My mom passed away on June 12 at 11:50 PM. I was at her bedside when she passed. That’s a moment I’m not ready to write about, but the experience of writing the eulogy for her funeral was a significant moment of reflection for me. The italicized portions are excerpts from the final draft of the eulogy.
Formally, I wrote this on June 20, two days before the funeral, but in truth it had been rumbling around in my head for months, and I was struggling. Truly warm, positive memories of my mother simply were not imprinted in my brain. She wasn’t a bad mom, just an intense woman who thought keeping everything clean all the time was her most important mission in life.
As my sister and I spent a mind-numbing week dealing with funeral preparations, I sought her out, her memory of our childhood being so much better than mine. I came to find that she likewise was having trouble remembering Leave it to Beaver moments from our early years:
When my sister and I sat down to talk about this eulogy both of us felt some discomfort over not being able to recall many warm anecdotes about mom from our childhoods.
Oh, there was the time when she was playing with us all in the back yard pool, and ran to answer the door at the front of our house clad only in her bathing suit where she was greeted by one of our parish priests who was out visiting parishioners. That may have been the moment when her hair began turning gray.

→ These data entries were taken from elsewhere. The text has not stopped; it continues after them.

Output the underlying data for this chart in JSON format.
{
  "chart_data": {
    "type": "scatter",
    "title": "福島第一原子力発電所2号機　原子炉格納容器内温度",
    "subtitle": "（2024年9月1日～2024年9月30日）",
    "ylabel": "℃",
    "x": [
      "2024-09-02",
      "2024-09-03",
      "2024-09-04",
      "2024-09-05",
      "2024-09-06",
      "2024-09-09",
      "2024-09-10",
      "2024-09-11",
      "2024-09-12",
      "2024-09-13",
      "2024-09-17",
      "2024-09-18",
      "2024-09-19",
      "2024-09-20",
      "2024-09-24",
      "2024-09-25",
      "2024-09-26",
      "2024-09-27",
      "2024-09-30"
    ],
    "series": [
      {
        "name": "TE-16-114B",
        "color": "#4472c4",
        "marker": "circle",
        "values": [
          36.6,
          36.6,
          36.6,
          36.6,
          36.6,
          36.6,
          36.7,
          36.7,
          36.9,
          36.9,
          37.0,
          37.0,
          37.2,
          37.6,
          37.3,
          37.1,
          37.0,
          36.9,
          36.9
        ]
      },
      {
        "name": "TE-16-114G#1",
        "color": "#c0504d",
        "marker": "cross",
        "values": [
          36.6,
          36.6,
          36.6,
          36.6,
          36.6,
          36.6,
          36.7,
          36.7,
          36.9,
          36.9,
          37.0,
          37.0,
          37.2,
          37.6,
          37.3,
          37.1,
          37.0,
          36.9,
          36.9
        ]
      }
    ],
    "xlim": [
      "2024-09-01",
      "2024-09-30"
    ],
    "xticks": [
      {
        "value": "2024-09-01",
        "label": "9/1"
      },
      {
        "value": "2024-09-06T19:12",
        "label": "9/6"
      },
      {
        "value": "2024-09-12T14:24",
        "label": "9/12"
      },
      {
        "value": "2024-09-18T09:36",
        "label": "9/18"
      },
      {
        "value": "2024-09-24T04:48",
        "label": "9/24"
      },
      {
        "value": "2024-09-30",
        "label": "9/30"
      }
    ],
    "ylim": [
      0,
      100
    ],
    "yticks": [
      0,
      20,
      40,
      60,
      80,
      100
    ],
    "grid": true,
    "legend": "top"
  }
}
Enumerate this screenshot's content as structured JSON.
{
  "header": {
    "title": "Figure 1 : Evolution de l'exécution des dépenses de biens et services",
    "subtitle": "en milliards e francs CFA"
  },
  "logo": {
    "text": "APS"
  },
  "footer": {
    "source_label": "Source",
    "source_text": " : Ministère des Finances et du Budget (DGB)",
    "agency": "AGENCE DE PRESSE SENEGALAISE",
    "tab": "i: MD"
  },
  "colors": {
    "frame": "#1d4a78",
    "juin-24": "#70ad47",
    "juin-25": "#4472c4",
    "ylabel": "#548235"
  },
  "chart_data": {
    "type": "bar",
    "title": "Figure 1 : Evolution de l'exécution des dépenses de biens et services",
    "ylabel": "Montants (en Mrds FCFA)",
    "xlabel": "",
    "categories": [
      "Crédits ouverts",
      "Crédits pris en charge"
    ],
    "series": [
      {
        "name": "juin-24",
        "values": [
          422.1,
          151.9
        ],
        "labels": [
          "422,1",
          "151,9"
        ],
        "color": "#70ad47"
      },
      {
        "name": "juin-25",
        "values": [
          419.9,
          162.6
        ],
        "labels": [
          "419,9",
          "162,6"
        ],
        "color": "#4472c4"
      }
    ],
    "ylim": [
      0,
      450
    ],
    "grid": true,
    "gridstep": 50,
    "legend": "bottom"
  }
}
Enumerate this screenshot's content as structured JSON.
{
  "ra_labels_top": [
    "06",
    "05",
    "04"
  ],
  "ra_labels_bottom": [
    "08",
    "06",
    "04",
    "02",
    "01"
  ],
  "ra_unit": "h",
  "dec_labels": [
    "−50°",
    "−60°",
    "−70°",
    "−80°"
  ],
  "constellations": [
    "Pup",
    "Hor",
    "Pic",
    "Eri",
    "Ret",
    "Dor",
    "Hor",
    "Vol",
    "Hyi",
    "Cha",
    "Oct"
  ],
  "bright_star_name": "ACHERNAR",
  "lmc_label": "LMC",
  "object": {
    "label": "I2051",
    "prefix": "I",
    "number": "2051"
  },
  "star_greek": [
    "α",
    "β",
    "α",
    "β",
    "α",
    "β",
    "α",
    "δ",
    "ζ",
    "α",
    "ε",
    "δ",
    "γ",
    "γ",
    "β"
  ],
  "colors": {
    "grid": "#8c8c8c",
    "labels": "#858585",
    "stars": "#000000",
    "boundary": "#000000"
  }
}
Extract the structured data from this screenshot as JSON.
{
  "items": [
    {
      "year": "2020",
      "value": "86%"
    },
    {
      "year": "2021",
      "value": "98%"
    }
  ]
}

But I think my mom struggled a bit with motherhood, exhibiting a certain rigidity and devotion to cleanliness that we messy children could never quite achieve. I attribute at least some of that to her having been raised by a strict and demanding father.
We both agreed that dad had been a mellowing influence on her and that she evolved over time, especially as she embraced her role as grandmother:
But if she had some challenges as a mom, she was lucky enough to pick the perfect mate, my dad, Jack Waldron. My dad’s innate kindness and his unqualified love for her, certainly softened her rough edges and helped her become the loving woman that most of you knew. Down to his final day, my dad, the man who knew her best, referred to her as “my angel.”
As a grandmother, she lavished care and love on her five grandchildren. When the kids didn’t want to go to school, they would pretend to be sick just so my mom or dad would pick them up, watch The Price is Right with them, and spoil them rotten for the whole day. Mom rarely missed a softball game or soccer match and all of the kids got chances to accompany mom and dad on camping trips.
Then in sorting through her stuff, I came across the picture above and was just startled by her radiant beauty, a nursing graduate at 25. That picture seemed to show her so full of happiness, energy, and plans for the future. It is exactly the way I want to remember her, and it made me wonder why some of that had gotten lost on her way to motherhood:
In going through old photos I discovered the picture of my mom as a radiant 25 year-old woman, just graduated from nursing school that you may have noticed in the lobby of the church. My mother loved nursing and attending to the needs of other. For over 25 years, she did so in hospitals and in doctor’s offices. To me, that picture embodies the spirit of love that she shared not only with her patients, but also with her friends, and within the church community.
While the last three years with her at the board-and-care home were painful and torturous for me, every person who worked with her or attended to her would comment to me on how sweet she was and what a beautiful smile she had and how happy they were that she was there. This was even when she would growl out demands for food and keep them up all night, insisting on walking around the facility or sitting up in her chair at ungodly hours. Three of her attendants were there at the funeral and were weeping throughout
In her last three years at her boar- and-care home, the attendants, the other residents, the extraordinary ministers from Santa Sophia that brought her communion every Sunday, all spoke to me about how much they loved spending time with my mom. This was true even from the beginning when she was prone to break into her own peculiar renditions of “Amazing Grace” or the “National Anthem” her own personal favorites. There was a love and light inside of her that everyone responded to, even as her body and her mind began to fail.
I decided to end on a fanciful note, thinking that, if there were a heaven, my dad might well have been enjoying the bachelor life for the past seven years. I looked up toward the rafters of the church, and raised my voice as if I wanted to be sure my dad could hear:
Dad, if you can hear me up there, I’m giving you a heads up. You’ve had a seven-year vacation, but mom is on her way to re-join you. So you’d better get someone to run the vacuum around and wipe down the kitchen counters—twice. Oh, and have them put an extra chair out on your back porch where I’m sure you’ve been watching the sunsets by yourself for all these years. Your angel is coming home.